The Somali and Ethiopian caseload particularly, are first faced with violence at the point of departure from their country of origin, and further targeted during their boat trip to Yemen. During their stay in Yemen, they are faced with continued discrimination and abuse.
Moreover a study conducted in 2008 by the UNHCR in Yemen established that a significant proportion of the Somali refugee population - the largest refugee population in Yemen - falls into the vulnerable category of single females and single mothers.
As in many other countries where violence against women is widespread, domestic abuse constitute the majority of cases. The second most common form of violence reported is rape targeting mostly adult females as well as minors.
Since rape in Yemen is rarely reported to the authorities as victims fear reprisal and social stigma, most perpetrators will go unpunished, leading to a certain normalization of the phenomenon. Woman activist Hassan told the Yemen Observer that “it was the state responsibility to severely punish sexual abuse against women.”
Early or forced marriages Because early or forced marriages, especially among Yemen’s tribal community is not seen as a form of violence against women, girls and women continue to suffer in silence, prisoners within their own home and families.
In recent years, Yemen’s issue with child brides came to the forefront of the media as brave little girls decided to take drastic actions to reclaim their freedom. Some like Nujood – made famous when she demanded from a court to annul her marriage to a men 15 years her elder when she was herself only 10-years-old – others sadly chose suicide to end their nightmare.
Female genital mutilation and cutting - FGM/C – is also a source of great concerns for rights activists as the practice continue to be wide spread in a few Yemeni provinces and among Somali refugees.
While there is no law against FGM/C in Yemen, a ministerial decree effective January 9, 2001 prohibits the practice of FGM/C\ in both government and private health facilities. However, a law prohibiting FGM/C would only reinforce the efforts in banning this harmful practice. Female prisoners Women prisoners in Yemen face much harsher living conditions than their male counterparts, having to suffer through a lack of food, health care, basic hygiene facilities, beds, blankets, ventilation, and water supplies.
Furthermore, many female prisoners are accompanied by their children, who often go without adequate food and medicine. It is not uncommon for female prisoners to be subjected to sexual violence and groping by male guards. Most cases of course remain unreported as fear keep force women to retrieve into silence.
But if activists are now trying to tackle physical violence against women by challenging the government and demanding that new laws be established, it is Yemen’s psychological position towards women which need to change most of all. Women in Yemen do not feel socially safe as their status almost always depends on the will of a man.

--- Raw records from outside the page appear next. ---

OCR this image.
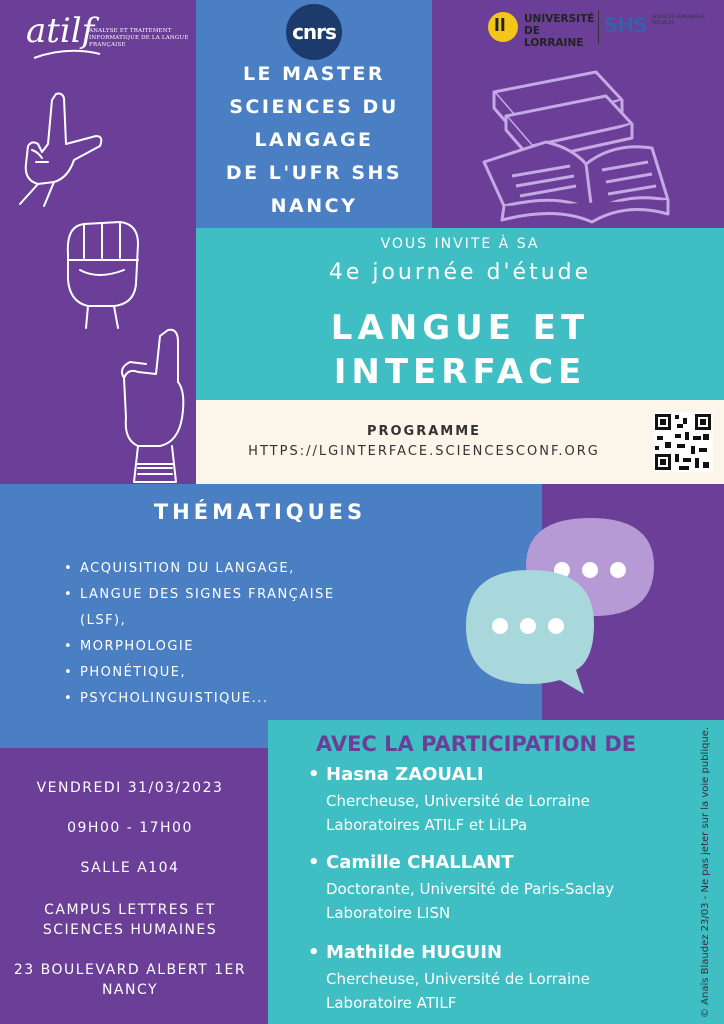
atilf
ANALYSE ET TRAITEMENT INFORMATIQUE DE LA LANGUE FRANÇAISE
cnrs	ll UNIVERSITÉ DE LORRAINE
SHS SCIENCES HUMAINES & SOCIALES
LE MASTER
SCIENCES DU
LANGAGE
DE L'UFR SHS
NANCY
VOUS INVITE À SA
4e journée d'étude
LANGUE ET
INTERFACE
PROGRAMME
HTTPS://LGINTERFACE.SCIENCESCONF.ORG
THÉMATIQUES
• ACQUISITION DU LANGAGE,
• LANGUE DES SIGNES FRANÇAISE
(LSF),
• MORPHOLOGIE
• PHONÉTIQUE,
• PSYCHOLINGUISTIQUE...
VENDREDI 31/03/2023
09H00 - 17H00
SALLE A104
CAMPUS LETTRES ET
SCIENCES HUMAINES
23 BOULEVARD ALBERT 1ER
NANCY
AVEC LA PARTICIPATION DE
• Hasna ZAOUALI
Chercheuse, Université de Lorraine
Laboratoires ATILF et LiLPa
• Camille CHALLANT
Doctorante, Université de Paris-Saclay
Laboratoire LISN
• Mathilde HUGUIN
Chercheuse, Université de Lorraine
Laboratoire ATILF	© Anaïs Blaudez 23/03 - Ne pas jeter sur la voie publique.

When married, many fear that their husband will either abandon them to live with another or simply divorce them, leaving them to face financial hardships.
In tribes, women are under constant pressure to give birth to male babies as to retain their position within the home, knowing that if they fail to uphold social expectations they will be discarded as shun away. If Yemen is to become the civil state its longs to be, it needs to change its attitude towards women.